Vale, the world’s largest producer of iron ore, reported its first quarterly loss in a decade as the Brazilian company became the latest miner to write down assets in the face of lower commodity prices.
The Rio de Janeiro-based company posted a pre-tax loss of $2.65bn in the fourth quarter – twice as big as analysts expected – compared to a net profit of $4.67bn in the same quarter the previous year. Falling metal and mineral prices hit sales while also forcing Vale to write down the value of its assets and investments by a total of $5.66bn in the quarter, leading to its first loss since the third quarter of 2002.
“This year has brought various challenges for the company,” said Murilo Ferreira, Vale’s chief executive. “Iron ore prices became much more volatile, showing large downward volatility particularly in the third quarter of the year.”
The price of the metal, which accounts for about 90 per cent of Vale’s profits, fell to a three-year low of $86.70 a tonne in September as growth slowed in China and crisis-hit steelmakers in Europe and the US reduced purchases.
Vale’s net revenue dropped 19 per cent to $11.72bn in the fourth quarter but rose 9 per cent from the third quarter as prices recovered from the September low.
José Carlos Martins, Vale’s head of ore and strategy, said on Wednesday that he expected iron ore prices to remain volatile in the first quarter but still trade above $130 a tonne – the average price of the metal since 2008.

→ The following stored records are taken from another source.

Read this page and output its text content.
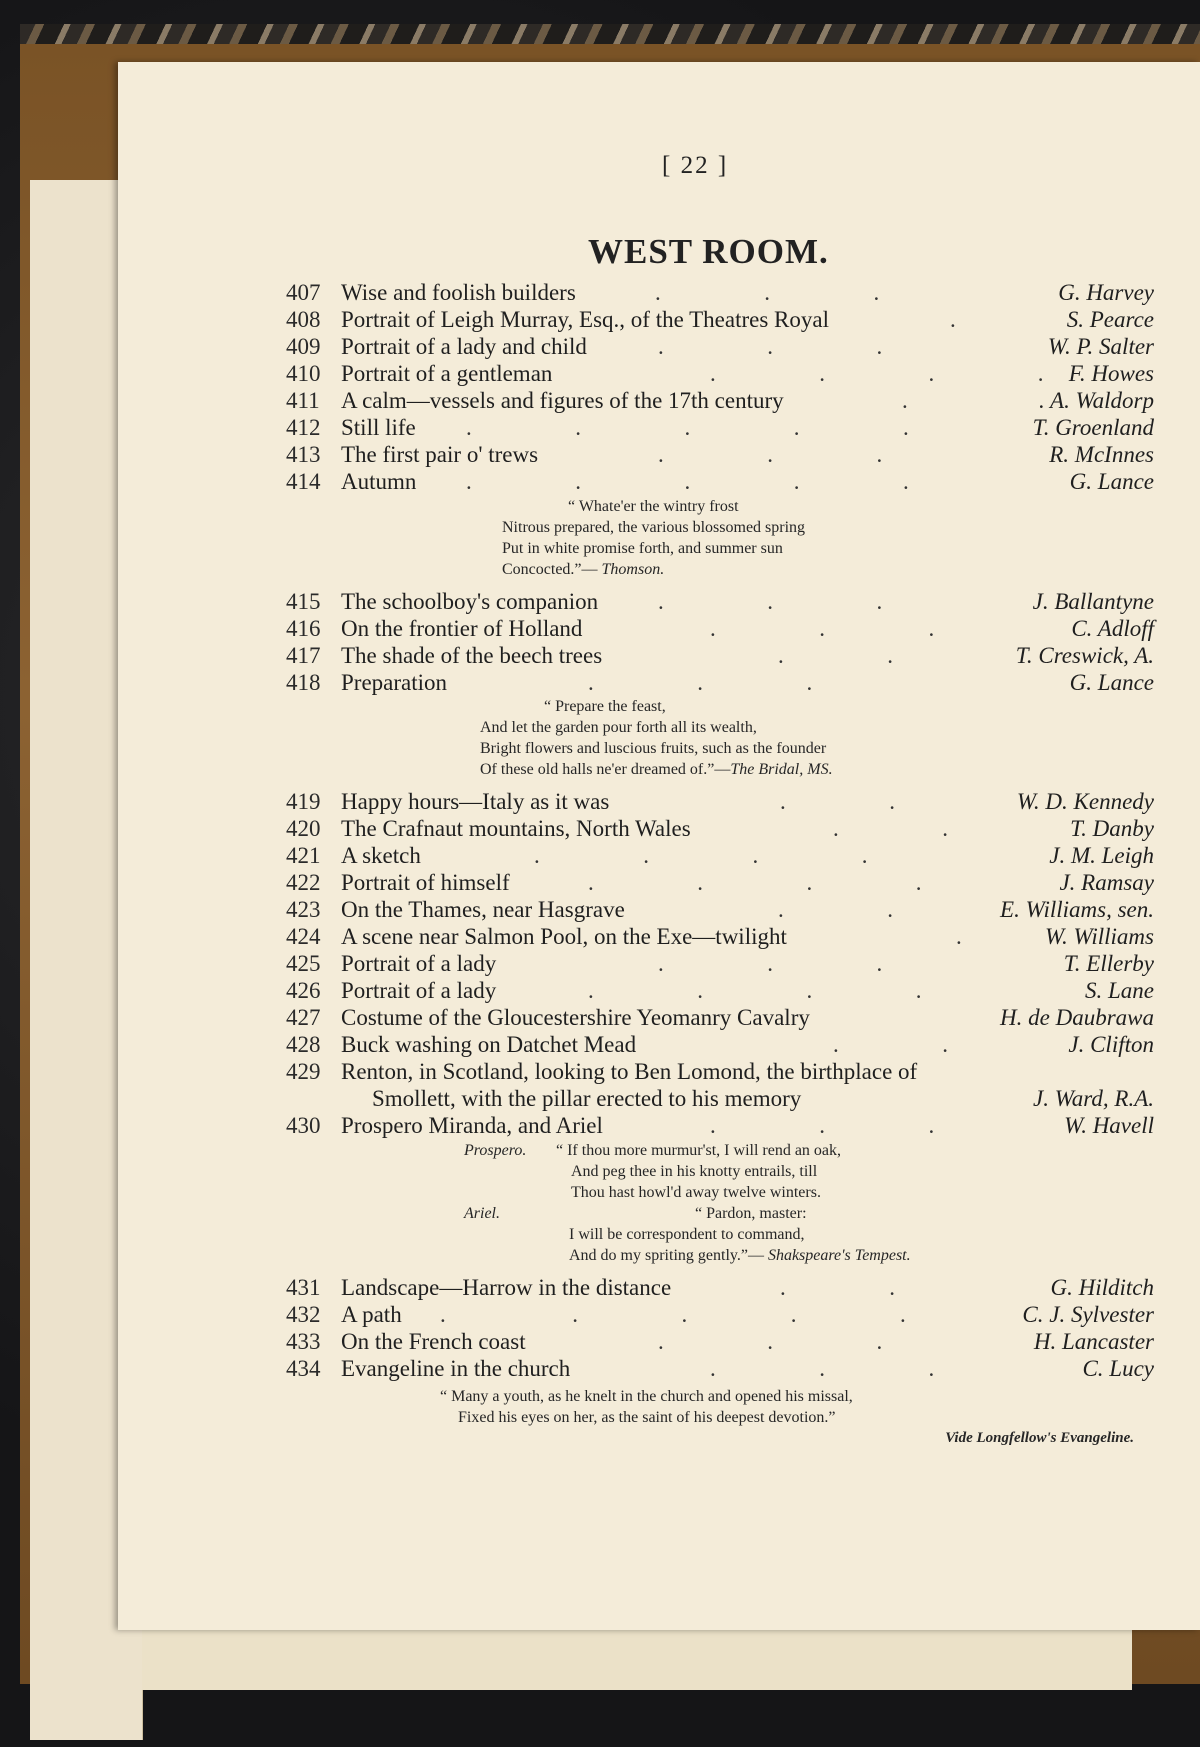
[ 22 ]
WEST ROOM.
407 Wise and foolish builders	.                  .                  .	G. Harvey
408 Portrait of Leigh Murray, Esq., of the Theatres Royal	.	S. Pearce
409 Portrait of a lady and child	.                  .                  .	W. P. Salter
410 Portrait of a gentleman	.                  .                  .                  . F. Howes
411 A calm—vessels and figures of the 17th century	.	. A. Waldorp
412 Still life .                  .                  .                  .                  .	T. Groenland
413 The first pair o' trews	.                  .                  .	R. McInnes
414 Autumn .                  .                  .                  .                  .	G. Lance
“ Whate'er the wintry frost
Nitrous prepared, the various blossomed spring
Put in white promise forth, and summer sun
Concocted.”— Thomson.
415 The schoolboy's companion	.                  .                  .	J. Ballantyne
416 On the frontier of Holland	.                  .                  .	C. Adloff
417 The shade of the beech trees	.                  .	T. Creswick, A.
418 Preparation	.                  .                  .	G. Lance
“ Prepare the feast,
And let the garden pour forth all its wealth,
Bright flowers and luscious fruits, such as the founder
Of these old halls ne'er dreamed of.”—The Bridal, MS.
419 Happy hours—Italy as it was	.                  .	W. D. Kennedy
420 The Crafnaut mountains, North Wales	.                  .	T. Danby
421 A sketch	.                  .                  .                  .	J. M. Leigh
422 Portrait of himself	.                  .                  .                  .	J. Ramsay
423 On the Thames, near Hasgrave	.                  .	E. Williams, sen.
424 A scene near Salmon Pool, on the Exe—twilight	.	W. Williams
425 Portrait of a lady	.                  .                  .	T. Ellerby
426 Portrait of a lady	.                  .                  .                  .	S. Lane
427 Costume of the Gloucestershire Yeomanry Cavalry	H. de Daubrawa
428 Buck washing on Datchet Mead	.                  .	J. Clifton
429 Renton, in Scotland, looking to Ben Lomond, the birthplace of
Smollett, with the pillar erected to his memory	J. Ward, R.A.
430 Prospero Miranda, and Ariel	.                  .                  .	W. Havell
Prospero. “ If thou more murmur'st, I will rend an oak,
And peg thee in his knotty entrails, till
Thou hast howl'd away twelve winters.
Ariel.	“ Pardon, master:
I will be correspondent to command,
And do my spriting gently.”— Shakspeare's Tempest.
431 Landscape—Harrow in the distance	.                  .	G. Hilditch
432 A path .                      .                  .                  .                  .	C. J. Sylvester
433 On the French coast	.                  .                  .	H. Lancaster
434 Evangeline in the church	.                  .                  .	C. Lucy
“ Many a youth, as he knelt in the church and opened his missal,
Fixed his eyes on her, as the saint of his deepest devotion.”
Vide Longfellow's Evangeline.
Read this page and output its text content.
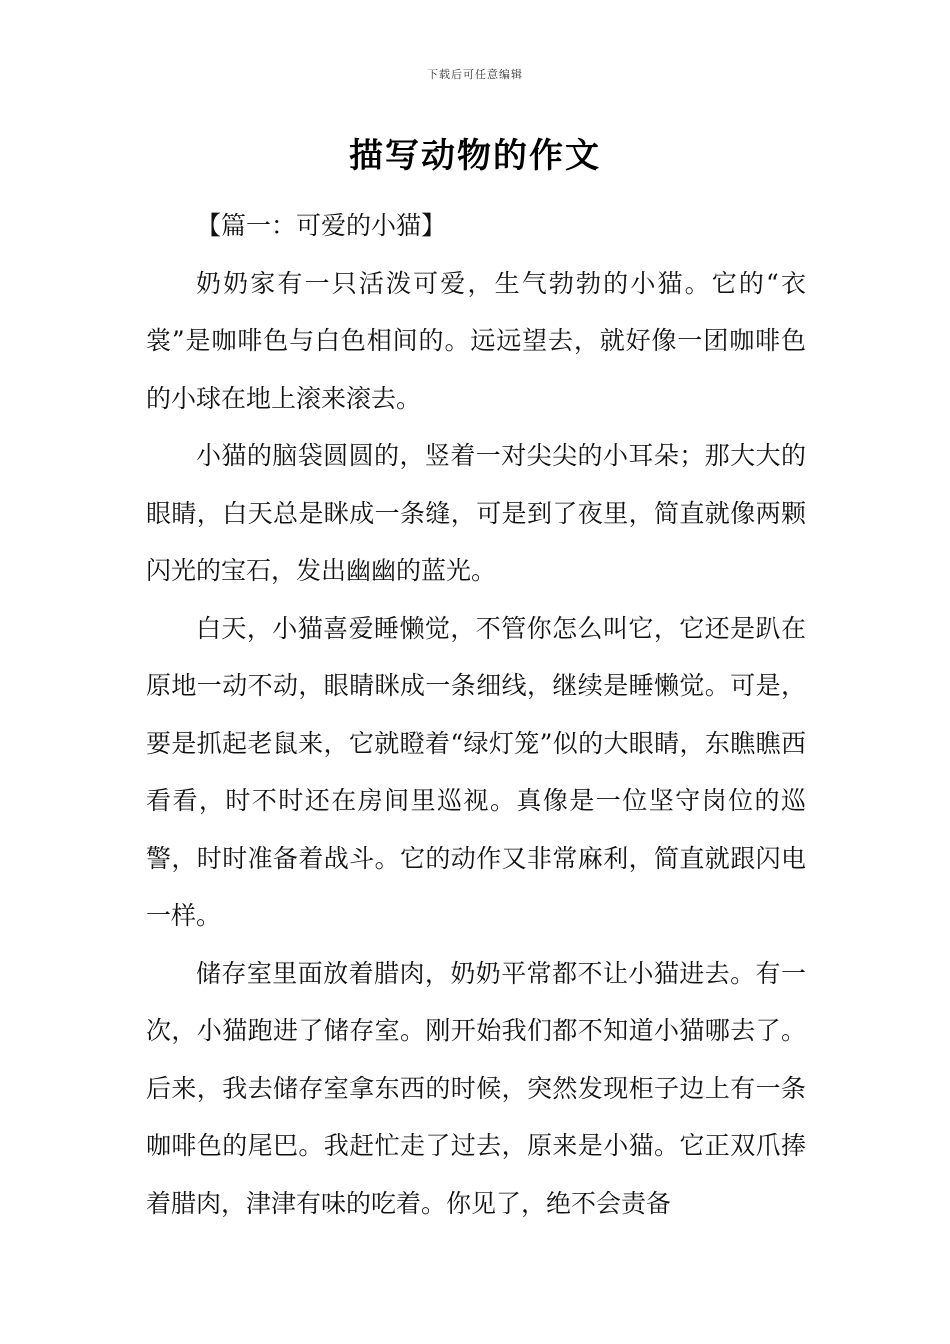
下载后可任意编辑
描写动物的作文

【篇一：可爱的小猫】

奶奶家有一只活泼可爱，生气勃勃的小猫。它的“衣裳”是咖啡色与白色相间的。远远望去，就好像一团咖啡色的小球在地上滚来滚去。

小猫的脑袋圆圆的，竖着一对尖尖的小耳朵；那大大的眼睛，白天总是眯成一条缝，可是到了夜里，简直就像两颗闪光的宝石，发出幽幽的蓝光。

白天，小猫喜爱睡懒觉，不管你怎么叫它，它还是趴在原地一动不动，眼睛眯成一条细线，继续是睡懒觉。可是，要是抓起老鼠来，它就瞪着“绿灯笼”似的大眼睛，东瞧瞧西看看，时不时还在房间里巡视。真像是一位坚守岗位的巡警，时时准备着战斗。它的动作又非常麻利，简直就跟闪电一样。

储存室里面放着腊肉，奶奶平常都不让小猫进去。有一次，小猫跑进了储存室。刚开始我们都不知道小猫哪去了。后来，我去储存室拿东西的时候，突然发现柜子边上有一条咖啡色的尾巴。我赶忙走了过去，原来是小猫。它正双爪捧着腊肉，津津有味的吃着。你见了，绝不会责备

However, he said the price may dip in the second quarter as more production, mainly from Australia, comes on stream.
Earnings before interest, taxes, depreciation and amortisation, or ebitda, fell 97 per cent from a year earlier to $257m in the fourth quarter.
Vale attributed its loss to a series of impairment charges, mainly writedowns of $2.85bn on its Onça Puma nickel mine in Brazil, $1bn on its Australian coal assets and $975m on its 22 per cent stake in the Norwegian aluminium company Norsk Hydro.
Like other miners worldwide, Vale has responded to the slowdown in commodity markets by reversing its recent acquisition strategy and cutting costs.
As well as slashing investment to the lowest level in three years, Vale has also moved to sell peripheral assets, such as stakes in its oil blocks, and suspend some projects.
Vale put its vast Simandou iron ore development in Guinea on hold in October and announced last month that it had suspended work indefinitely at its $5.9bn potash project in Argentina.
Vale’s loss comes only two weeks after Rio Tinto, the Anglo-Australian mining group, posted a net loss of $3bn for 2012 – the biggest loss in its history – as a result of $14.4bn in impairments charges and lower commodity prices.
The following day, Anglo American announced a $239m pre-tax loss for last year – its first since 1999 – following $6.2bn in writedowns. Barrick Gold, the world’s largest gold producer, and Kinross Gold have also reported full-year net losses because of impairment charges.